“Ce qui se passe au Soudan frôle le mal absolu”, alerte l’ONU

Alors que les combats se poursuivent entre l’armée et les paramilitaires au Soudan, l’ONU a de nouveau dénoncé vendredi les violences à l’égard des civils, estimant qu’elles “frôlent le mal absolu”. L’organisation fait état de violences sexuelles, de disparitions arbitraires mais s’inquiètent aussi d’attaques basées sur l’appartenance ethnique dans la région du Darfour.

Après sept mois de guerre et la récente intensification des combats entre l’armée et les paramilitaires, les violences au Soudan frôlent “le mal absolu”, a alerté vendredi 10 novembre une responsable de l’ONU, s’inquiétant notamment d’attaques basées sur l’appartenance ethnique au Darfour.

“Nous n’arrêtons pas de dire que la situation est horrible et sinistre. Mais franchement, nous sommes à court de mots pour décrire les horreurs qui se produisent au Soudan”, a déclaré lors d’une conférence de presse Clémentine Nkweta-Salami, coordinatrice humanitaire de l’ONU dans le pays.

“Nous continuons de recevoir des informations incessantes et effroyables concernant des violences sexuelles ou basées sur le genre, des disparitions forcées, des détentions arbitraires et de graves violations des droits humains et des droits des enfants”.

“Ce qui se passe frôle le mal absolu”, a-t-elle jugé, évoquant des enfants “pris dans les tirs croisés” ou des petites filles violées devant leur mère.

Elle s’est également inquiétée d’informations “troublantes sur l’escalade de la violence et des attaques contre les civils, y compris des violences qui semblent être basées sur l’appartenance ethnique, au Darfour”.

Interrogée sur les risques de répétition du génocide du début des années 2000 dans cette région de l’ouest du Soudan, elle s’est dit “très inquiète”. “Nous continuons d’espérer de ne pas nous retrouver sur la même voie.”

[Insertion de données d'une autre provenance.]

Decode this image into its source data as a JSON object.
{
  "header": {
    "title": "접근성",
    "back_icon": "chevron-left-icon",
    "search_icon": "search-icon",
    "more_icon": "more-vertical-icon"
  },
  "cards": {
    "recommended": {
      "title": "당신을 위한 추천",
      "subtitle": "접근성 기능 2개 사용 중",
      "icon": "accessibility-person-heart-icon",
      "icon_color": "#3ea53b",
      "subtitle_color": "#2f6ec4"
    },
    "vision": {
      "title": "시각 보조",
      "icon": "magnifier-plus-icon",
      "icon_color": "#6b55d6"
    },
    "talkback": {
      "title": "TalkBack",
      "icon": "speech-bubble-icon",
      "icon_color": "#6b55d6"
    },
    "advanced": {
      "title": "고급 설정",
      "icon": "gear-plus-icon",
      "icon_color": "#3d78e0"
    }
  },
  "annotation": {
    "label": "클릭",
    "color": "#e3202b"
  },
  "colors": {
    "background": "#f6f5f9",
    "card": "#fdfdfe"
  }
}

“Il y a vingt ans, le monde était choqué par les terribles atrocités et violations des droits humains au Darfour. Nous craignons qu’une dynamique similaire ne se développe”, a déclaré de son côté le Haut Commissaire de l’ONU pour les réfugiés, Filippo Grandi, dans un communiqué.

“La fin immédiate des combats et le respect inconditionnel de la population civile par toutes les parties sont essentiels pour éviter une nouvelle catastrophe”, a-t-il ajouté.

Plus de 6 millions de déplacés

Selon le HCR, ces derniers jours, “plus de 800 personnes auraient été tuées par des groupes armés à Ardamata, au Darfour-Ouest, une zone jusqu’ici moins touchée par le conflit”.

Ardamata abritait également un camp de déplacés, où près de 100 abris ont été rasés, selon le HCR. Par ailleurs, de nombreux pillages, notamment des articles de secours de l’organisation, ont eu lieu dans la région.

Le HCR s’est dit profondément alarmé par les informations faisant état de violences sexuelles, de torture, d’assassinats arbitraires, de civils extorqués et de groupes ethniques ciblés, ainsi que par des informations selon lesquelles des milliers de personnes déplacées ont dû fuir un camp à El-Geneina.

L’organisation se prépare à un nouvel afflux de réfugiés au Tchad. Déjà, indique-t-elle, “ceux qui ont réussi à fuir les frontières arrivent en grand nombre”, précisant que “plus de 8 000 personnes ont fui vers le Tchad voisin rien qu’au cours de la semaine dernière – un chiffre probablement sous-estimé en raison des difficultés d’enregistrement des nouveaux arrivants”.

Déclenchée le 15 avril, la guerre entre le chef de l’armée, le général Abdel Fattah al-Burhane, et les Forces de soutien rapide (FSR, paramilitaires) du général Mohamed Hamdane Dagloa, a fait plus de 9 000 morts, selon une estimation de l’ONG Armed Conflict Location & Event Data Project (Acled), considérée comme très largement sous-estimée.

Elle a aussi détruit la plupart des infrastructures et déplacé plus de 4,8 millions de personnes à l’intérieur du Soudan et 1,2 million vers les pays voisins, selon le HCR.